Java Threading – Callable and Future

I recently was asked to take a technical test for a contract position and the last question had to do with using the Java Callable interface. After the test I created a project to run multiple threads and check each return for the possibility of a perfect number. The first four perfect numbers are 6, 28, 496, and 8128.

A perfect number is a positive integer that is equal to the sum of its proper positive divisors, that is, the sum of its positive divisors excluding the number itself (also known as its aliquot sum). Let’s look at the first perfect number 6, 1+2+3=6. Remember that we don’t use the number itself because it would be a factor as well.

The most accurate information online about perfect numbers can be found here.

I set out to gather some perfect numbers beyond the initial four, which are bold on the OEIS site.
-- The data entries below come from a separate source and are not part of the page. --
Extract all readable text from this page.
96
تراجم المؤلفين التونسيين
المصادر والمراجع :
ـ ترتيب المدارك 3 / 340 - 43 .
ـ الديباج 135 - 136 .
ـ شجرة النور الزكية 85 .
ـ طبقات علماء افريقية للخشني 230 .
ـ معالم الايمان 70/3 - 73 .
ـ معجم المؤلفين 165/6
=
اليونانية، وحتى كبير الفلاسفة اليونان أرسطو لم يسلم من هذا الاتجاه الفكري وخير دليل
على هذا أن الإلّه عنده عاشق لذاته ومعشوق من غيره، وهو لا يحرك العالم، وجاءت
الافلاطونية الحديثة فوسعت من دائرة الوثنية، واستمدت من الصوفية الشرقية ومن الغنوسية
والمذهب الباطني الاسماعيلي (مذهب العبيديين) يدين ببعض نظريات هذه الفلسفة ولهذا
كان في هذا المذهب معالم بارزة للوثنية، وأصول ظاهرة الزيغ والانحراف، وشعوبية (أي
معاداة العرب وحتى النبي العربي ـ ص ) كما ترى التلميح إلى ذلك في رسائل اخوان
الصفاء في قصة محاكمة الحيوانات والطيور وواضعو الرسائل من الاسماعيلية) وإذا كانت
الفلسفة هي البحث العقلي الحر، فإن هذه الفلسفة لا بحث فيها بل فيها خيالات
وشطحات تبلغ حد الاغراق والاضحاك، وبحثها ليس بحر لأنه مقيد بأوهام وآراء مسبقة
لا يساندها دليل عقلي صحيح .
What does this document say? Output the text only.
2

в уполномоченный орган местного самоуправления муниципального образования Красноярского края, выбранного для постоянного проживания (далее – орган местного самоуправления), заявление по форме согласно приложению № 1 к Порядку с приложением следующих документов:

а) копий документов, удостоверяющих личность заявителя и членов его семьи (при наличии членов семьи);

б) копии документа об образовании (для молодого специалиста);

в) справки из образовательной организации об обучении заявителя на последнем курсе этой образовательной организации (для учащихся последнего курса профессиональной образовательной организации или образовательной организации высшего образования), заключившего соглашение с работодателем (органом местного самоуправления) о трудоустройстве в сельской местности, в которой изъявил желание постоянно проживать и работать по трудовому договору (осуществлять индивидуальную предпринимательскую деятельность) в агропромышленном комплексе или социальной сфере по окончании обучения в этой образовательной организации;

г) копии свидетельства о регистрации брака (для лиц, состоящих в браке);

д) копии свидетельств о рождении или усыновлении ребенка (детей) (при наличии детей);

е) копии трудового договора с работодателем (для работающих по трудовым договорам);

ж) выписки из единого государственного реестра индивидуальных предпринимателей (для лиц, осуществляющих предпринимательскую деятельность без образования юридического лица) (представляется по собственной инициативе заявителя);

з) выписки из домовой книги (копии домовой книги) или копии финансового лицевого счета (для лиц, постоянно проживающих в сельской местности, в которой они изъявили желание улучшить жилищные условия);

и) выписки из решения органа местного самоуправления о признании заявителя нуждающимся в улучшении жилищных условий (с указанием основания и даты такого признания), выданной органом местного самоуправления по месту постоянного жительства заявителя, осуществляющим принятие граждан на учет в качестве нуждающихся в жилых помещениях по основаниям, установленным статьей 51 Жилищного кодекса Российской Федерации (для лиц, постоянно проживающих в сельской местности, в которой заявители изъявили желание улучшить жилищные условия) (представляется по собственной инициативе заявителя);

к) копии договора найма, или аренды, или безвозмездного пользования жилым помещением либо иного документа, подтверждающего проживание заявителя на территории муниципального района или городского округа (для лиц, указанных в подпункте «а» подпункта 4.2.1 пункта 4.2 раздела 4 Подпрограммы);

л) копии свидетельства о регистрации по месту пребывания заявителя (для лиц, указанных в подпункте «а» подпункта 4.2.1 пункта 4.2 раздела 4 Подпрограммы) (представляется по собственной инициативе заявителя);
The reason they are bold is that most programmers could find these with a simple program in the course of a day, let’s say. My first attempt at the next number, 33,550,336 was a failure initially. I ran a threaded application on an Apple macbook pro for 3 days and stopped it because I was unsure if it would complete. That was my decision and it may have completed on day four. I do believe that my threading strategy was on the right track but I have since found 33,550,336 in about 4 hours using Java’s Callable and Future implementation.

The two classes of importance are shown here for reference.

I am also currently setting up a RabbitMQ high-availability cluster and I see this pattern as a way to load test the cluster. The Future could get a simple message for verification. The implementations of Callable could be a blast of individual threads that represent a mass number of client requests.